HOOFDSTUK 1. - Algemene bepalingen

Artikel 1. Europese clausule

Dit decreet voorziet in de omzetting van Richtlijn 2011/16/EU van de Raad van 15 februari 2011 betreffende de administratieve samenwerking op het gebied van de belastingen en tot intrekking van Richtlijn 77/799/EEG.

Art. 2. Onderwerp

§ 1. Dit decreet legt de voorschriften en procedures vast voor de onderlinge samenwerking tussen enerzijds de Duitstalige Gemeenschap en anderzijds de bevoegde autoriteiten van de lidstaten van de Europese Unie, met het oog op de uitwisseling van inlichtingen die naar verwachting van belang zijn voor de administratie en de handhaving van de nationale wetgeving van de lidstaten met betrekking tot de in artikel 3 bedoelde belastingen.

Dit decreet legt tevens de bepalingen vast voor de elektronische uitwisseling van de inlichtingen vermeld in het eerste lid.

§ 2. Dit decreet laat de toepassing van de regels inzake wederzijdse rechtshulp in strafzaken onverlet.
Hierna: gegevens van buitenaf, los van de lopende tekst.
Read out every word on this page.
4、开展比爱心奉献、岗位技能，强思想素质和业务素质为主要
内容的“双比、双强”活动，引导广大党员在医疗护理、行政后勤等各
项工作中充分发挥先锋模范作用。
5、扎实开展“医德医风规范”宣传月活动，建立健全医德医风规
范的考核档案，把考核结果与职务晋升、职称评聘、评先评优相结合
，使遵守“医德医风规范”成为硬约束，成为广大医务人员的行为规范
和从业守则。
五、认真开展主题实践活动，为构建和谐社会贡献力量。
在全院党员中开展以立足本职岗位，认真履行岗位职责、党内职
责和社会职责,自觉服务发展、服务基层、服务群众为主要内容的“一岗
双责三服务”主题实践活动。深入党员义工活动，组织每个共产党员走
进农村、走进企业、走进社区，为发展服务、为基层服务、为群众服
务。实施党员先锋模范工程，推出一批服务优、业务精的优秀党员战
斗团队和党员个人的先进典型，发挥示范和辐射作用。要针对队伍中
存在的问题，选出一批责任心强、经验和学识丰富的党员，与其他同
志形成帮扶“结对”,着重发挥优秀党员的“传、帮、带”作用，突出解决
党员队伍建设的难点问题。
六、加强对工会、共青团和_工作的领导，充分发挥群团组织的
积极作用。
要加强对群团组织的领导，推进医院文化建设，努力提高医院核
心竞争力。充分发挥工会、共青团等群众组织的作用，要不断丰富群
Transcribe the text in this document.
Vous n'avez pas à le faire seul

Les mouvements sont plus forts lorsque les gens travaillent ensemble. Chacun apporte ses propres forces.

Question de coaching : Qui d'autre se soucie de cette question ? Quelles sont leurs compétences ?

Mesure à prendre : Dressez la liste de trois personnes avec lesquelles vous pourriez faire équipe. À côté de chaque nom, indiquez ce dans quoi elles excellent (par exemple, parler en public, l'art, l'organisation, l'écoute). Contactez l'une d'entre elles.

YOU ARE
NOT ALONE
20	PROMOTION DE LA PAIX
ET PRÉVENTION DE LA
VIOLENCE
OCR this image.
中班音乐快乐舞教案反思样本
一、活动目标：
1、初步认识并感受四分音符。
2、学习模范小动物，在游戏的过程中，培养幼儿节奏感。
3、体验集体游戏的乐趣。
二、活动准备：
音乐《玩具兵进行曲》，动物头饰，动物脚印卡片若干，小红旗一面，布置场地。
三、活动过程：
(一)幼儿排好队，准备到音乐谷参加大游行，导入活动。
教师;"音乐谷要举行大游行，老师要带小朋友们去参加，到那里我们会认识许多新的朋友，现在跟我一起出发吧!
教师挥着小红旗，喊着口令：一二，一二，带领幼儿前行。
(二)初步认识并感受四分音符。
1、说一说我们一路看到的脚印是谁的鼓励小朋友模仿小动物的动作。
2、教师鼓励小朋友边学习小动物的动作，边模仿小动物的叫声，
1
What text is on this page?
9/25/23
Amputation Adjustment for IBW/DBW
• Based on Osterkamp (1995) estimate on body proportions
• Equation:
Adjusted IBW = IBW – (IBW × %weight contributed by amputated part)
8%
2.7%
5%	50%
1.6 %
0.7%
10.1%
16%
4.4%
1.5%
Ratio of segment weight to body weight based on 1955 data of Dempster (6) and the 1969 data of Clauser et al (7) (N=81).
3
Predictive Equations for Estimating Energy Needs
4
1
Het laat eveneens onverlet de verplichtingen van de Duitstalige Gemeenschap inzake ruimere administratieve samenwerking, welke voortvloeien uit andere rechtsinstrumenten, waaronder bilaterale en multilaterale overeenkomsten.

Art. 3. Toepassingsgebied

Dit decreet is van toepassing op alle belastingen die worden geheven door of ten behoeve van de Duitstalige Gemeenschap en op alle belastingen die worden geheven door of ten behoeve van een lidstaat of een van zijn territoriale of bestuurlijke onderdelen, waaronder lokale overheden.

In geen geval worden de belastingen bedoeld in het eerste lid uitgelegd als omvattende :

  1. leges, bijvoorbeeld voor certificaten en andere door autoriteiten uitgereikte stukken;

  2. contractueel verschuldigde bedragen, zoals retributies voor openbare nutsvoorzieningen.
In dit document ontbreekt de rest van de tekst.